Sandoval und Beckett tauschten einen Blick.
„Kümmern Sie sich um Professor Lynley”, sagte Sandoval. „Ich werde mich derweil mit Miss Rice unterhalten.” Damit drehte er sich um und verließ das Cottage.
„Auf ein Wort noch, Siobhan”, hielt Driskell Beckett, die Sandoval folgen wollte, zurück. „Wenn ich Sandoval vorhin nicht losgelassen hätte, hättest du mich doch nicht wirklich erschossen, oder?”

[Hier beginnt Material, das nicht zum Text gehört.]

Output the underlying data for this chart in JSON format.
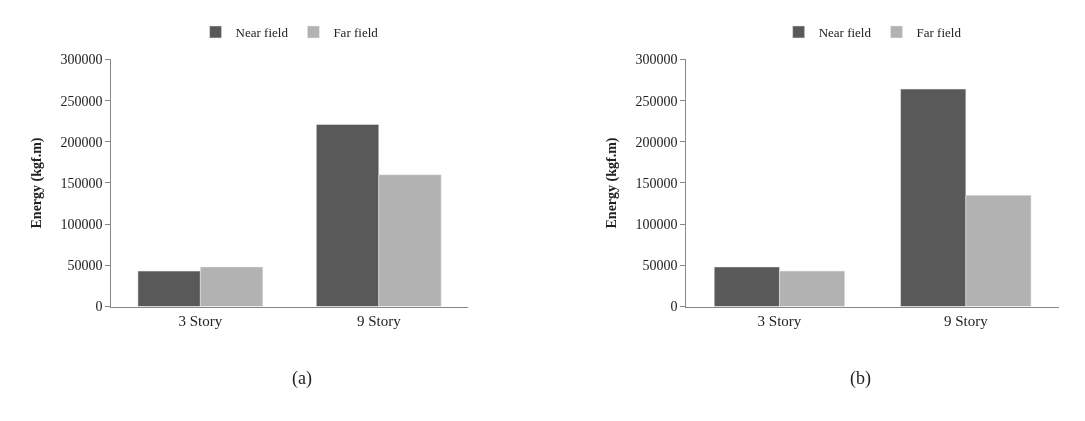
{
  "chart_data": [
    {
      "type": "bar",
      "ylabel": "Energy (kgf.m)",
      "categories": [
        "3 Story",
        "9 Story"
      ],
      "series": [
        {
          "name": "Near field",
          "color": "#595959",
          "values": [
            43000,
            221000
          ]
        },
        {
          "name": "Far field",
          "color": "#b2b2b2",
          "values": [
            48000,
            160000
          ]
        }
      ],
      "ylim": [
        0,
        300000
      ],
      "yticks": [
        0,
        50000,
        100000,
        150000,
        200000,
        250000,
        300000
      ],
      "legend": "top",
      "annotations": [
        "(a)"
      ]
    },
    {
      "type": "bar",
      "ylabel": "Energy (kgf.m)",
      "categories": [
        "3 Story",
        "9 Story"
      ],
      "series": [
        {
          "name": "Near field",
          "color": "#595959",
          "values": [
            48000,
            264000
          ]
        },
        {
          "name": "Far field",
          "color": "#b2b2b2",
          "values": [
            43000,
            135000
          ]
        }
      ],
      "ylim": [
        0,
        300000
      ],
      "yticks": [
        0,
        50000,
        100000,
        150000,
        200000,
        250000,
        300000
      ],
      "legend": "top",
      "annotations": [
        "(b)"
      ]
    }
  ]
}
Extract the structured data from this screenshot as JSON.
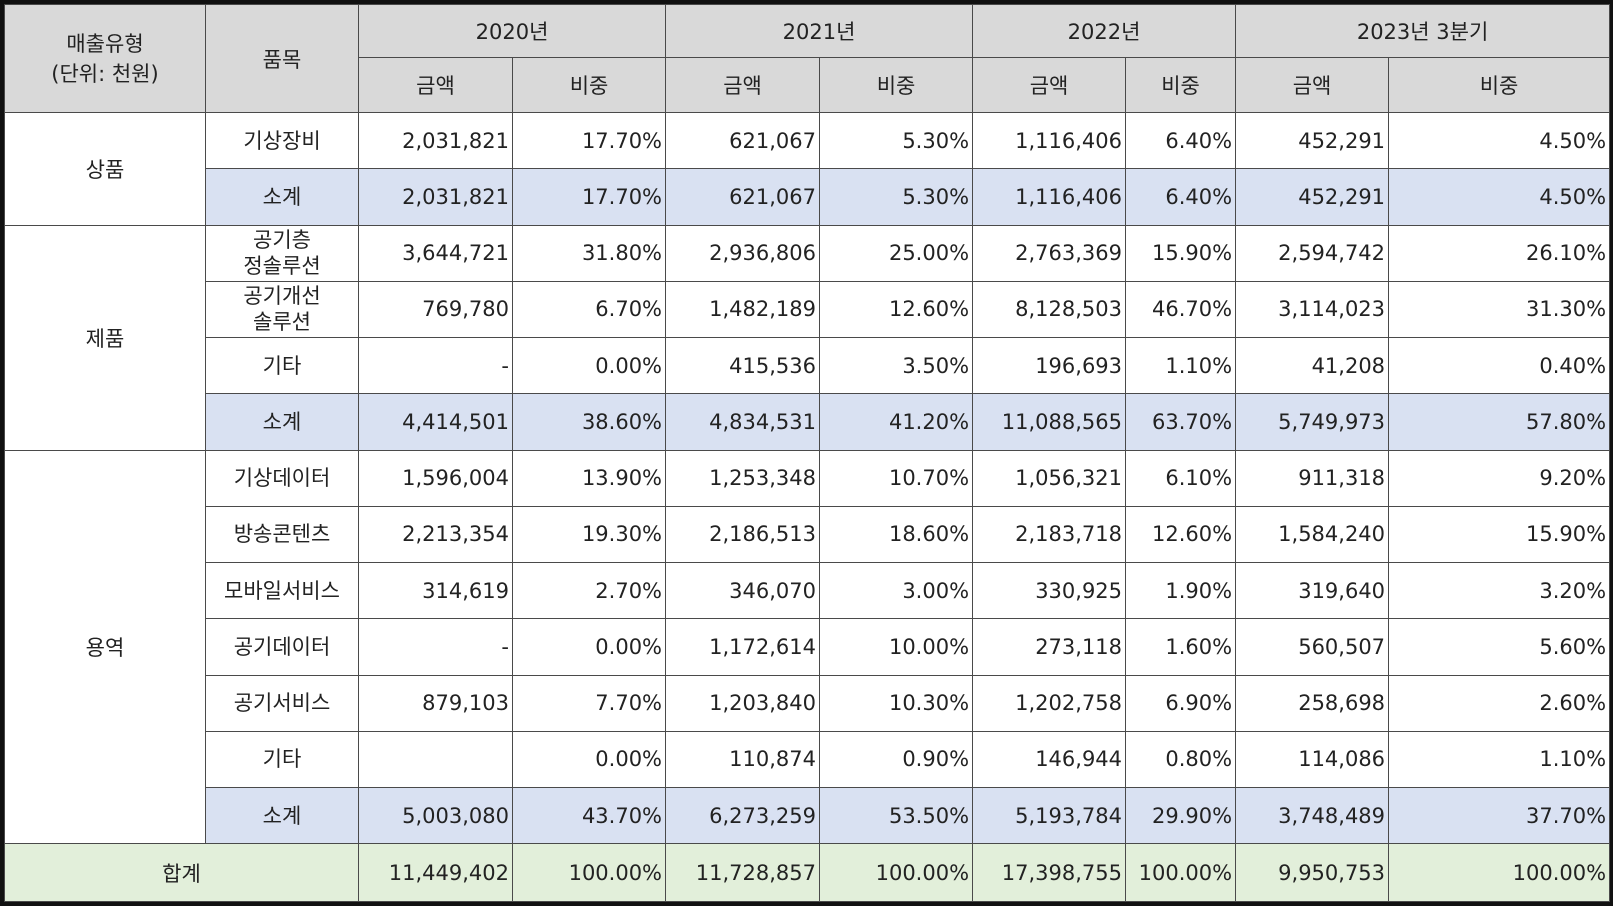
{
  "header": {
    "type_label_line1": "매출유형",
    "type_label_line2": "(단위: 천원)",
    "item_label": "품목",
    "years": [
      "2020년",
      "2021년",
      "2022년",
      "2023년 3분기"
    ],
    "amount_label": "금액",
    "ratio_label": "비중"
  },
  "groups": [
    {
      "category": "상품",
      "rows": [
        {
          "item": [
            "기상장비"
          ],
          "values": [
            "2,031,821",
            "17.70%",
            "621,067",
            "5.30%",
            "1,116,406",
            "6.40%",
            "452,291",
            "4.50%"
          ]
        }
      ],
      "subtotal": {
        "item": "소계",
        "values": [
          "2,031,821",
          "17.70%",
          "621,067",
          "5.30%",
          "1,116,406",
          "6.40%",
          "452,291",
          "4.50%"
        ]
      }
    },
    {
      "category": "제품",
      "rows": [
        {
          "item": [
            "공기층",
            "정솔루션"
          ],
          "values": [
            "3,644,721",
            "31.80%",
            "2,936,806",
            "25.00%",
            "2,763,369",
            "15.90%",
            "2,594,742",
            "26.10%"
          ]
        },
        {
          "item": [
            "공기개선",
            "솔루션"
          ],
          "values": [
            "769,780",
            "6.70%",
            "1,482,189",
            "12.60%",
            "8,128,503",
            "46.70%",
            "3,114,023",
            "31.30%"
          ]
        },
        {
          "item": [
            "기타"
          ],
          "values": [
            "-",
            "0.00%",
            "415,536",
            "3.50%",
            "196,693",
            "1.10%",
            "41,208",
            "0.40%"
          ]
        }
      ],
      "subtotal": {
        "item": "소계",
        "values": [
          "4,414,501",
          "38.60%",
          "4,834,531",
          "41.20%",
          "11,088,565",
          "63.70%",
          "5,749,973",
          "57.80%"
        ]
      }
    },
    {
      "category": "용역",
      "rows": [
        {
          "item": [
            "기상데이터"
          ],
          "values": [
            "1,596,004",
            "13.90%",
            "1,253,348",
            "10.70%",
            "1,056,321",
            "6.10%",
            "911,318",
            "9.20%"
          ]
        },
        {
          "item": [
            "방송콘텐츠"
          ],
          "values": [
            "2,213,354",
            "19.30%",
            "2,186,513",
            "18.60%",
            "2,183,718",
            "12.60%",
            "1,584,240",
            "15.90%"
          ]
        },
        {
          "item": [
            "모바일서비스"
          ],
          "values": [
            "314,619",
            "2.70%",
            "346,070",
            "3.00%",
            "330,925",
            "1.90%",
            "319,640",
            "3.20%"
          ]
        },
        {
          "item": [
            "공기데이터"
          ],
          "values": [
            "-",
            "0.00%",
            "1,172,614",
            "10.00%",
            "273,118",
            "1.60%",
            "560,507",
            "5.60%"
          ]
        },
        {
          "item": [
            "공기서비스"
          ],
          "values": [
            "879,103",
            "7.70%",
            "1,203,840",
            "10.30%",
            "1,202,758",
            "6.90%",
            "258,698",
            "2.60%"
          ]
        },
        {
          "item": [
            "기타"
          ],
          "values": [
            "",
            "0.00%",
            "110,874",
            "0.90%",
            "146,944",
            "0.80%",
            "114,086",
            "1.10%"
          ]
        }
      ],
      "subtotal": {
        "item": "소계",
        "values": [
          "5,003,080",
          "43.70%",
          "6,273,259",
          "53.50%",
          "5,193,784",
          "29.90%",
          "3,748,489",
          "37.70%"
        ]
      }
    }
  ],
  "total": {
    "label": "합계",
    "values": [
      "11,449,402",
      "100.00%",
      "11,728,857",
      "100.00%",
      "17,398,755",
      "100.00%",
      "9,950,753",
      "100.00%"
    ]
  },
  "colors": {
    "header_bg": "#d9d9d9",
    "subtotal_bg": "#d9e1f2",
    "total_bg": "#e2efda",
    "border": "#4a4a4a"
  }
}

„Was glaubst du, Ben?” Beckett umarmte ihn. „Du bist mein Freund.” Ihre Wange ruhte an seiner, und ihr Mund an seinem Ohr, als sie leise flüsterte: „Sonst hätte ich dich bereits dafür getötet, daß du die Hand gegen ihn erhoben hast.”

 
* * *
 

Sie liebte das Büro mit den hohen Bogenfenstern, die hinaus auf den weitläufigen Park des Campus gingen, fast genauso die Bibliothek. Die Möbel hätten jeden Antiquitätenhändler entzückt. Lynley mußte ein Vermögen dafür ausgegeben haben.
Sie hatte eine schlaflose Nacht hinter sich, und als sie heute früh in den Spiegel ihres winzigen Badezimmers geschaut hatte, war sie versucht gewesen, im Sekretariat der Universität anzurufen und darum zu bitten, man möge Professor Lynley ausrichten, daß sie heute nicht käme, weil sie krank sei. Doch die Vorstellung, den Tag allein mit ihren Erinnerungen in ihrer Wohnung zu verbringen, hatte sie bewogen, es sich anders zu überlegen. Kopfschmerzen hin oder her, es war besser, sich von Arbeit ablenken zu lassen, als im Selbstmitleid zu versinken.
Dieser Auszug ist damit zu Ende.